MARLBOROUGH, Mass. — Boston Scientific Corporation (NYSE: BSX) and Acotec Scientific Holdings Limited (“Acotec” and 6669.HK) announced today that Boston Scientific will make a partial offer to acquire a majority stake, up to a maximum of 65%, of shares of Acotec, a Chinese medical technology company that offers solutions designed for a variety of interventional procedures. The proposed price is HK$20 per share, which represents a total upfront cash payment consideration of approximately US$523 million for the 65% stake at current exchange rates.i
Acotec is a leader in innovative medical solutions, including drug-coated balloons (DCBs), which are used in the treatment of vascular and other diseases. In 2016, the company launched the first peripheral DCB in China after receiving approval from the National Medical Products Administration. The Acotec portfolio also includes radiofrequency ablation technologies and thrombus aspiration catheters, as well as more than 20 other products in various stages of development across a range of specialties. In the 12-month period ending June 30, 2022, Actotec generated sales of RMB 339 million (approximately US$53 million), growing 25% year-over-year in the first six months of 2022 with strong double-digit growth in each of the two years prior.ii
“Acotec is a profitable, fast-growing company with a strong portfolio and innovative pipeline of medical technologies, and we believe this investment will generate growth opportunities for both companies,” said Art Butcher, executive vice president and group president, MedSurg and Asia Pacific, Boston Scientific. “We expect completion of the partial offer to further strengthen our presence in China and create the potential for commercialization of Acotec products globally, providing an increased number of physicians and patients access to our robust and complementary product portfolios.”

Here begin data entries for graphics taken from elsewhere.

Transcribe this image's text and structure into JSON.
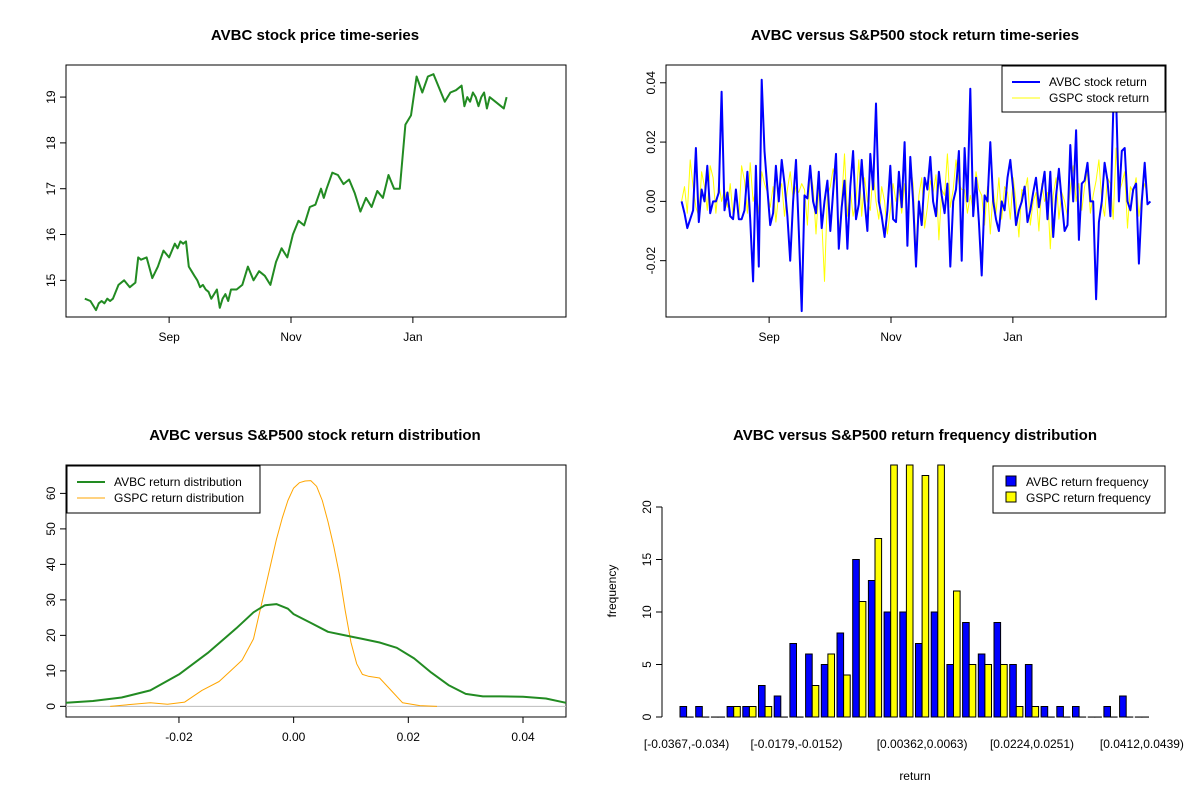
{
  "colors": {
    "avbc_price": "#228b22",
    "avbc_return": "#0000ff",
    "gspc_return": "#ffff00",
    "avbc_density": "#228b22",
    "gspc_density": "#ffa500",
    "avbc_bar": "#0000ff",
    "gspc_bar": "#ffff00"
  },
  "chart_data": [
    {
      "type": "line",
      "title": "AVBC stock price time-series",
      "xlabel": "",
      "ylabel": "",
      "x_ticks": [
        "Sep",
        "Nov",
        "Jan"
      ],
      "y_ticks": [
        15,
        16,
        17,
        18,
        19
      ],
      "ylim": [
        14.2,
        19.7
      ],
      "x_range": [
        0,
        160
      ],
      "x_tick_positions": [
        33,
        72,
        111
      ],
      "series": [
        {
          "name": "AVBC price",
          "x": [
            0,
            2,
            4,
            5,
            6,
            7,
            8,
            9,
            10,
            12,
            14,
            16,
            18,
            19,
            20,
            22,
            24,
            26,
            28,
            30,
            32,
            33,
            34,
            35,
            36,
            37,
            38,
            39,
            40,
            41,
            42,
            43,
            44,
            45,
            46,
            47,
            48,
            49,
            50,
            51,
            52,
            54,
            56,
            58,
            60,
            62,
            64,
            66,
            68,
            70,
            72,
            74,
            76,
            78,
            80,
            82,
            84,
            85,
            86,
            88,
            90,
            92,
            94,
            96,
            98,
            100,
            102,
            104,
            106,
            108,
            110,
            112,
            114,
            116,
            118,
            120,
            122,
            124,
            126,
            128,
            130,
            132,
            134,
            135,
            136,
            137,
            138,
            139,
            140,
            141,
            142,
            143,
            144,
            146,
            148,
            149,
            150
          ],
          "values": [
            14.6,
            14.55,
            14.35,
            14.5,
            14.55,
            14.5,
            14.6,
            14.55,
            14.6,
            14.9,
            15.0,
            14.85,
            14.95,
            15.5,
            15.45,
            15.5,
            15.05,
            15.3,
            15.65,
            15.5,
            15.8,
            15.7,
            15.85,
            15.8,
            15.85,
            15.3,
            15.2,
            15.1,
            15.0,
            14.85,
            14.9,
            14.8,
            14.75,
            14.6,
            14.7,
            14.8,
            14.4,
            14.6,
            14.7,
            14.55,
            14.8,
            14.8,
            14.9,
            15.3,
            15.0,
            15.2,
            15.1,
            14.9,
            15.4,
            15.7,
            15.5,
            16.0,
            16.3,
            16.2,
            16.6,
            16.65,
            17.0,
            16.8,
            17.0,
            17.35,
            17.3,
            17.1,
            17.2,
            16.9,
            16.5,
            16.8,
            16.6,
            16.95,
            16.8,
            17.3,
            17.0,
            17.0,
            18.4,
            18.6,
            19.45,
            19.1,
            19.45,
            19.5,
            19.2,
            18.9,
            19.1,
            19.15,
            19.25,
            18.8,
            19.0,
            18.9,
            19.1,
            19.0,
            18.8,
            19.0,
            19.1,
            18.75,
            19.0,
            18.9,
            18.8,
            18.75,
            19.0
          ]
        }
      ]
    },
    {
      "type": "line",
      "title": "AVBC versus S&P500 stock return time-series",
      "xlabel": "",
      "ylabel": "",
      "x_ticks": [
        "Sep",
        "Nov",
        "Jan"
      ],
      "y_ticks": [
        "-0.02",
        "0.00",
        "0.02",
        "0.04"
      ],
      "ylim": [
        -0.039,
        0.046
      ],
      "x_range": [
        0,
        160
      ],
      "x_tick_positions": [
        33,
        72,
        111
      ],
      "legend": {
        "placement": "top-right",
        "entries": [
          "AVBC stock return",
          "GSPC stock return"
        ]
      },
      "series": [
        {
          "name": "AVBC stock return",
          "values": [
            0.0,
            -0.004,
            -0.009,
            -0.006,
            -0.003,
            0.018,
            -0.007,
            0.004,
            0.0,
            0.012,
            -0.004,
            0.0,
            0.0,
            0.003,
            0.037,
            -0.003,
            0.003,
            -0.005,
            -0.006,
            0.004,
            -0.006,
            -0.006,
            -0.003,
            0.01,
            -0.006,
            -0.027,
            0.012,
            -0.022,
            0.041,
            0.017,
            0.004,
            -0.008,
            -0.004,
            0.012,
            0.0,
            0.014,
            0.006,
            -0.005,
            -0.02,
            0.0,
            0.014,
            -0.01,
            -0.037,
            0.002,
            0.001,
            0.012,
            0.0,
            -0.004,
            0.01,
            -0.009,
            0.0,
            0.007,
            -0.01,
            0.003,
            0.016,
            -0.016,
            -0.002,
            0.007,
            -0.016,
            0.005,
            0.017,
            -0.006,
            -0.001,
            0.014,
            0.0,
            -0.01,
            0.016,
            0.004,
            0.033,
            0.0,
            -0.005,
            -0.012,
            -0.003,
            0.012,
            -0.006,
            -0.007,
            0.01,
            -0.002,
            0.02,
            -0.015,
            0.015,
            0.0,
            -0.022,
            0.0,
            -0.008,
            0.008,
            0.004,
            0.015,
            0.0,
            -0.005,
            0.01,
            0.002,
            -0.004,
            0.006,
            -0.022,
            0.0,
            0.004,
            0.017,
            -0.02,
            0.018,
            0.0,
            0.038,
            -0.005,
            0.008,
            -0.007,
            -0.025,
            0.002,
            0.0,
            0.02,
            0.0,
            -0.006,
            -0.01,
            0.0,
            -0.003,
            0.008,
            0.014,
            0.004,
            -0.008,
            -0.003,
            0.0,
            0.005,
            -0.007,
            -0.003,
            0.003,
            0.008,
            -0.002,
            0.004,
            0.01,
            -0.006,
            0.01,
            -0.012,
            0.002,
            0.011,
            0.0,
            -0.01,
            -0.008,
            0.019,
            0.0,
            0.024,
            -0.013,
            0.006,
            0.007,
            0.013,
            0.0,
            0.0,
            -0.033,
            -0.007,
            0.0,
            0.013,
            0.007,
            -0.005,
            0.03,
            0.035,
            0.0,
            0.017,
            0.018,
            0.0,
            -0.003,
            0.004,
            0.006,
            -0.021,
            0.0,
            0.013,
            -0.001,
            0.0
          ]
        },
        {
          "name": "GSPC stock return",
          "values": [
            0.0,
            0.005,
            -0.004,
            0.014,
            0.005,
            -0.002,
            -0.005,
            0.01,
            0.005,
            -0.003,
            0.012,
            0.008,
            -0.004,
            0.006,
            0.0,
            0.004,
            -0.002,
            0.006,
            -0.005,
            0.003,
            -0.006,
            0.012,
            0.007,
            -0.004,
            0.013,
            0.0,
            0.004,
            -0.004,
            0.01,
            0.006,
            0.003,
            -0.002,
            0.005,
            -0.007,
            0.003,
            0.006,
            -0.005,
            0.004,
            0.01,
            0.001,
            0.005,
            0.003,
            0.006,
            0.004,
            -0.008,
            0.01,
            0.005,
            -0.011,
            0.004,
            -0.006,
            -0.027,
            0.002,
            0.005,
            0.011,
            0.007,
            -0.011,
            0.0,
            0.016,
            -0.005,
            0.004,
            -0.005,
            0.0,
            0.014,
            -0.005,
            0.008,
            0.0,
            -0.003,
            0.01,
            0.0,
            -0.006,
            0.005,
            0.0,
            -0.011,
            -0.003,
            0.006,
            0.0,
            0.004,
            -0.004,
            0.006,
            -0.008,
            0.012,
            0.006,
            -0.017,
            0.002,
            0.008,
            -0.009,
            -0.002,
            0.007,
            0.003,
            0.009,
            -0.013,
            0.004,
            0.002,
            0.016,
            -0.002,
            0.004,
            0.014,
            0.006,
            0.004,
            0.004,
            -0.004,
            0.002,
            -0.003,
            0.01,
            0.004,
            0.002,
            -0.008,
            0.005,
            -0.011,
            0.004,
            -0.004,
            0.008,
            -0.006,
            0.005,
            0.003,
            -0.006,
            0.008,
            0.0,
            -0.012,
            0.004,
            0.003,
            0.008,
            -0.008,
            0.0,
            0.003,
            -0.01,
            0.006,
            0.0,
            0.003,
            -0.016,
            0.002,
            0.008,
            -0.006,
            0.003,
            0.0,
            -0.005,
            0.004,
            0.012,
            0.0,
            0.006,
            -0.003,
            0.005,
            0.01,
            -0.004,
            0.002,
            0.007,
            0.014,
            0.0,
            -0.005,
            0.008,
            0.006,
            -0.006,
            0.018,
            0.003,
            0.006,
            0.01,
            -0.009,
            0.005,
            0.003,
            0.008,
            -0.005,
            0.002,
            0.006,
            0.002
          ]
        }
      ]
    },
    {
      "type": "line",
      "title": "AVBC versus S&P500 stock return distribution",
      "xlabel": "",
      "ylabel": "",
      "x_ticks": [
        "-0.02",
        "0.00",
        "0.02",
        "0.04"
      ],
      "x_tick_values": [
        -0.02,
        0.0,
        0.02,
        0.04
      ],
      "y_ticks": [
        0,
        10,
        20,
        30,
        40,
        50,
        60
      ],
      "xlim": [
        -0.0397,
        0.0475
      ],
      "ylim": [
        -3,
        68
      ],
      "legend": {
        "placement": "top-left",
        "entries": [
          "AVBC return distribution",
          "GSPC return distribution"
        ]
      },
      "series": [
        {
          "name": "AVBC return distribution",
          "x": [
            -0.0397,
            -0.035,
            -0.03,
            -0.025,
            -0.02,
            -0.015,
            -0.01,
            -0.007,
            -0.005,
            -0.003,
            -0.001,
            0.0,
            0.003,
            0.006,
            0.009,
            0.012,
            0.015,
            0.018,
            0.021,
            0.024,
            0.027,
            0.03,
            0.033,
            0.036,
            0.04,
            0.044,
            0.0475
          ],
          "values": [
            1,
            1.5,
            2.5,
            4.5,
            9,
            15,
            22,
            26.5,
            28.5,
            28.8,
            27.5,
            26,
            23.5,
            21,
            20,
            19,
            18,
            16.5,
            13.5,
            9.5,
            6,
            3.5,
            2.8,
            2.8,
            2.7,
            2.2,
            1
          ]
        },
        {
          "name": "GSPC return distribution",
          "x": [
            -0.032,
            -0.028,
            -0.025,
            -0.022,
            -0.019,
            -0.016,
            -0.013,
            -0.011,
            -0.009,
            -0.007,
            -0.006,
            -0.005,
            -0.004,
            -0.003,
            -0.002,
            -0.001,
            0.0,
            0.001,
            0.002,
            0.003,
            0.004,
            0.005,
            0.006,
            0.007,
            0.008,
            0.009,
            0.01,
            0.011,
            0.012,
            0.013,
            0.015,
            0.017,
            0.019,
            0.022,
            0.025
          ],
          "values": [
            0,
            0.6,
            1,
            0.6,
            1.2,
            4.5,
            7,
            10,
            13,
            19,
            26,
            33,
            40,
            47,
            53,
            58,
            61.5,
            63,
            63.5,
            63.6,
            62,
            58,
            52,
            45,
            37,
            27,
            18,
            12,
            9,
            8.5,
            8,
            4.5,
            1,
            0.2,
            0
          ]
        }
      ]
    },
    {
      "type": "bar",
      "title": "AVBC versus S&P500 return frequency distribution",
      "xlabel": "return",
      "ylabel": "frequency",
      "x_tick_labels": [
        "[-0.0367,-0.034)",
        "[-0.0179,-0.0152)",
        "[0.00362,0.0063)",
        "[0.0224,0.0251)",
        "[0.0412,0.0439)"
      ],
      "x_tick_bins": [
        0,
        7,
        15,
        22,
        29
      ],
      "y_ticks": [
        0,
        5,
        10,
        15,
        20
      ],
      "ylim": [
        0,
        24
      ],
      "legend": {
        "placement": "top-right",
        "entries": [
          "AVBC return frequency",
          "GSPC return frequency"
        ]
      },
      "bin_count": 30,
      "series": [
        {
          "name": "AVBC return frequency",
          "values": [
            1,
            1,
            0,
            1,
            1,
            3,
            2,
            7,
            6,
            5,
            8,
            15,
            13,
            10,
            10,
            7,
            10,
            5,
            9,
            6,
            9,
            5,
            5,
            1,
            1,
            1,
            0,
            1,
            2,
            0
          ]
        },
        {
          "name": "GSPC return frequency",
          "values": [
            0,
            0,
            0,
            1,
            1,
            1,
            0,
            0,
            3,
            6,
            4,
            11,
            17,
            26,
            24,
            23,
            24,
            12,
            5,
            5,
            5,
            1,
            1,
            0,
            0,
            0,
            0,
            0,
            0,
            0
          ]
        }
      ]
    }
  ]
}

Boston Scientific expects the impact to adjusted earnings per share to be immaterial in 2023 and the impact to GAAP earnings per share to be less accretive, or dilutive, as the case may be, due to amortization expense and acquisition-related net charges.
The completion of the transaction, which is anticipated in the first half of 2023, is subject to acceptance and approval by Acotec shareholders and other conditions set forth in related filings.